Le mercredi, j’en parle avec Olivier Véran et Jean-Michel Blanquer et j’ai droit au même discours : on ne ferme pas les écoles en Moselle, donc on ne les ferme pas à Dunkerque. Ils m’affirment qu’il y a des études qui prouvent que la fermeture des écoles est plus préjudiciable. Mais c’était une fermeture de deux jours, pour faire passer un message fort à la population ! Notre campagne de prévention s’est finalement limitée à quelques messages dans la ville et sur les réseaux sociaux.
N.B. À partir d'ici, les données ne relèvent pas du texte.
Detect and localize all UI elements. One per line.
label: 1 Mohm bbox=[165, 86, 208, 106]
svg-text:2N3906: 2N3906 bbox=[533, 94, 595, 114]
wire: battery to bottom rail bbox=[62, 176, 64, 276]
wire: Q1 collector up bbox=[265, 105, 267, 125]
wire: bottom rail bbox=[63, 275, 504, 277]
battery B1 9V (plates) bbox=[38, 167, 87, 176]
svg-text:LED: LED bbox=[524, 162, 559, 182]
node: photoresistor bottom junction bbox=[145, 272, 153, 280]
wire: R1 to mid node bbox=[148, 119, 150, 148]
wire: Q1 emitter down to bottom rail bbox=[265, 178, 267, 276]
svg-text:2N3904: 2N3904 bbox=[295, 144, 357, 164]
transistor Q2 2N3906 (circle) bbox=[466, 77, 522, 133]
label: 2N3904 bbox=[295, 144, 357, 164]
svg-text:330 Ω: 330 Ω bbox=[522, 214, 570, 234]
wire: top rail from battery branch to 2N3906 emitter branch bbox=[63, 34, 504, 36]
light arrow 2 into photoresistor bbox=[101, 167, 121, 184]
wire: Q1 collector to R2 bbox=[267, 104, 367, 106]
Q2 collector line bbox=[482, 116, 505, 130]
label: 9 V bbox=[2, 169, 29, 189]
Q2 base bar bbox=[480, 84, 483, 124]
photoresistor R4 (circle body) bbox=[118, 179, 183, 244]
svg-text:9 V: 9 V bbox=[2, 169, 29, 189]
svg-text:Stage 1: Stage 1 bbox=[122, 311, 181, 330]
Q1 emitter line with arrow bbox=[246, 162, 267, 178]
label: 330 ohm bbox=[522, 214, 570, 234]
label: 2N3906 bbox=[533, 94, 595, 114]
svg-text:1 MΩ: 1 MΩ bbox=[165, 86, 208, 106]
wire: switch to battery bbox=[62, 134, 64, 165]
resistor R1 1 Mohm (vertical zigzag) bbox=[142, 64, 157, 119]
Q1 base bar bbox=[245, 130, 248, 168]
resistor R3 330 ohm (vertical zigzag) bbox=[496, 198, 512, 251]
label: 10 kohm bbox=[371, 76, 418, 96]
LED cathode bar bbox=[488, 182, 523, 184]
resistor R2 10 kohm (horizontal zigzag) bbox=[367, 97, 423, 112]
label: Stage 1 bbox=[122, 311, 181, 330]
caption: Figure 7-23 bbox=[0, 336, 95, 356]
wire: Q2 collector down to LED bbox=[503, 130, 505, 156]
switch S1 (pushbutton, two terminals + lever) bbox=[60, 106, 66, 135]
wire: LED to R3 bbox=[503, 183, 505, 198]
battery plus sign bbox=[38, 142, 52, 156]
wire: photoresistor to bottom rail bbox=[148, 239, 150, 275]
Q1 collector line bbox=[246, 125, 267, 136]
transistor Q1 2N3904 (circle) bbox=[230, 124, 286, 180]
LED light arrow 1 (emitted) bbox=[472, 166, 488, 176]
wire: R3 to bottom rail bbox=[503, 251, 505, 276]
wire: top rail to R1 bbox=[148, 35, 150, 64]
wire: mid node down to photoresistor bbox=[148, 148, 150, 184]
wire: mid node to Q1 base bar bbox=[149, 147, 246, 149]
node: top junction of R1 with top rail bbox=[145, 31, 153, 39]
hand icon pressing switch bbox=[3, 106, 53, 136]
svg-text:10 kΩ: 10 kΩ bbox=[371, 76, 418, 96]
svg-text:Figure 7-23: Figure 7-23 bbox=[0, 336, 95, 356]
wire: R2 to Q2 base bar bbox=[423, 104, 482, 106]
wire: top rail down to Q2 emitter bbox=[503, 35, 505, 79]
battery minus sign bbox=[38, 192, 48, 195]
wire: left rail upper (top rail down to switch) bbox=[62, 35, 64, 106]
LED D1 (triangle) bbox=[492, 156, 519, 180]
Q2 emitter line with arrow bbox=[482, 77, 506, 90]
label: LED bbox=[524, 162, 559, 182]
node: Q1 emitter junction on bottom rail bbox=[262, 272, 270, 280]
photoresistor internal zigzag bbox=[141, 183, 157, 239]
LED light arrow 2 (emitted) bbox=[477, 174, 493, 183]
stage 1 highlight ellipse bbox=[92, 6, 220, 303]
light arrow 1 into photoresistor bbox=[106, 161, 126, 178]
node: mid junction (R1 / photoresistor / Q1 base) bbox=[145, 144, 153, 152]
Elle n’a pas vraiment porté.

L’État est-il à vos yeux responsables de la situation épidémique actuelle ?

Nous avons aujourd’hui une incidence de 901 cas pour 100 000 habitants, elle a presque doublé en deux semaines, elle est bien supérieure à celle de Nice. À l’hôpital, ce ne sont plus 10 patients qui ont été transférés, mais 57. Nous n’avons pas été écoutés par l’État au moment où la prévention pouvait encore fonctionner. Finalement, l’État décide de restreindre nos libertés.

Pour faire de la prévention, la venue du ministre, le battage médiatique ne suffisent pas. Il faut s’appuyer sur les acteurs de terrain, les éducateurs sportifs, les employeurs du territoire, le monde associatif. Nous les maires pouvons faire ce travail. Mais l’État n’attend rien de nous, il ne nous écoute pas, il a ses dogmes.

Face à la diffusion de ces variants, la décision de reconfiner, au niveau local comme national, n’est-elle pas trop tardive ?

Une décision de reconfinement touche au fondement même de la démocratie, elle ne peut pas être prise à la légère. Heureusement que l’État hésite ! Il devrait toujours préférer la conviction, l’éducation populaire. Emmanuel Macron lance un défi aux youtubeurs sur les gestes barrières, c’est très bien ! Mais il y a aussi 30 000 maires prêts à se mobiliser.

Comment réagissent les habitants de votre ville à ce reconfinement le week-end ?

La population n’est pas homogène. La majorité ressent une vraie lassitude. Les gens en ont marre du stop-and-go, des mesures de restriction. Leur frustration monte avec les beaux jours. Mais un gros tiers de la population est terrorisée et attend plus de sévérité. Quant aux soignants, et ceux qui sont proches d’eux, ils sont épuisés par ce virus, cela devient très difficile, douloureux.